Where I grew up, there were no duck boats. A duck boat was a boat, period. The same boat in which waterfowlers went fishing when ducks weren't flying.
My grandfather owned no boat of any sort. In the late 1950s and early 1960s, we shot ducks from boats hired out of North Florida fishing camps. The going rate was $1 a day.
Every fishing camp/duck camp had its own fleet, a nondescript flotilla tethered beneath a rickety shoreline shelter ambitiously called a "boathouse." Granddad, a small-town barber, would hand over a crinkled dollar bill (10 cents more than the price of a haircut) in exchange for one daylight-to-dark waterfowling adventure, pure nirvana for one whose post-pubescent "discoveries" were still years in the future.
The boats were heavy wooden things liberally slathered with green paint, obviously a magic concoction that peeled and curled upon contact with plywood. Aboard each were two "anchors" -- gallon-size tin cans full of poured concrete into which a rusty eyebolt was set. A length of rope, frayed and rotten, attached these weights to bow and stern.
Paddles provided propulsion and came in handy whenever Granddad's old 5-horse Firestone outboard wouldn't start, which, roughly speaking, was every time the starter cord was yanked. Also included were "life preservers," ancient cork-filled boat cushions that would not have supported the weight of a wet Chihuahua. It didn't matter anyhow, because they were sat upon, not worn.
An empty Maxwell House coffee can was standard equipment. No camp boat left "port" without one. Wooden boats, especially wooden boats infrequently caulked and seldom painted, leak. Leaks, naturally, must be bailed. Duck hunters leak intermittently as well, and "leaking" while kneeling into a Maxwell House coffee can proved much less precarious than performing the same task afoot over the gunnels, particularly in a wind on choppy water. I'm certain a Folger's or Chase and Sanborn container would have worked equally well, but "Good to the Last Drop" is a Maxwell House trademark. I shall not infringe.
Built into the middle seat, where "Little Bobby" always sat, was a low-tech livewell, which doubled as ice chest and/or dry storage during duck season. My first exposure to organized calisthenics was 200-times-a-day knee bends as I stood up and sat down rhythmically to allow Granddad and his grown-up buddies access to the lid.
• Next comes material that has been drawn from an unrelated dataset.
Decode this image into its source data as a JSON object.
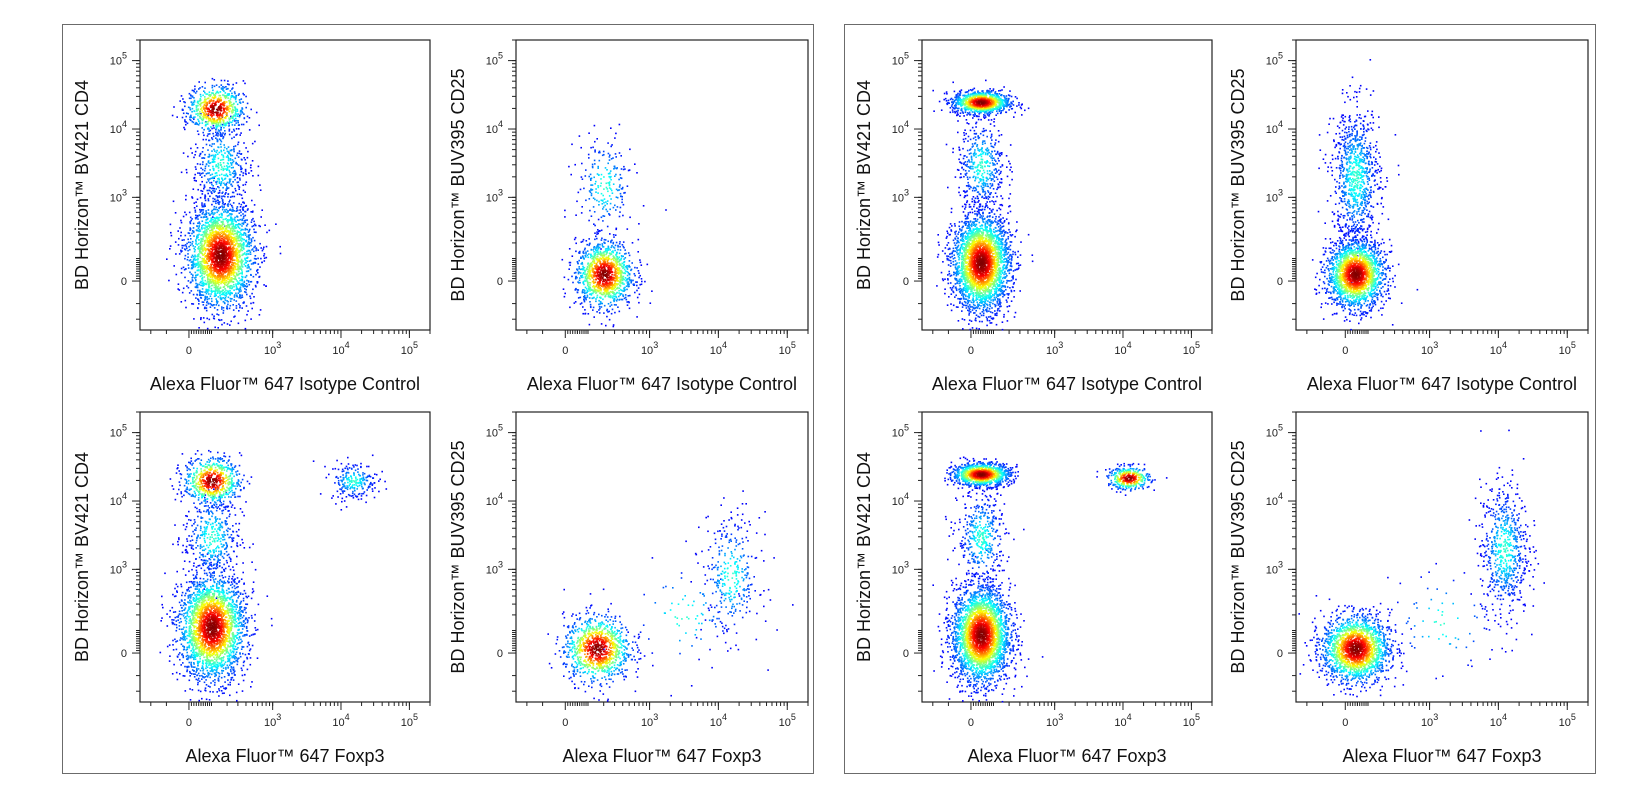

Worse, there were invariably "things" in these livewells. Wasp nests always proved exciting, as did the occasional live water snake. No less motivating was dead fish or a forgotten ringneck or woodie left behind by the last angler/hunter to use the boat.
Care to guess whose honor it was to rid the boat of these "leftovers?"
I heard my first "dirty" joke aboard one of these dual-purpose boats. My grandfather's best friend told it, and I laughed, but only because Granddad did. Otherwise, I had no clue. Something about his loading the boat one morning and being asked by the camp proprietor if he needed a couple of "oars."
"Nah, fella," he replied. "We're goin' duck huntin'."
Now, while you think on that one, I'll say this: I never learned much about waterfowling aboard those old wooden boats. But who cares?
What matters is I was there, for a too-brief time, sharing experiences with old heroes, memory makers all. Dead Firestone, dead fish and Maxwell House "plumbing" notwithstanding, there's not a pricey duck-boat rig in the world I'd take for that.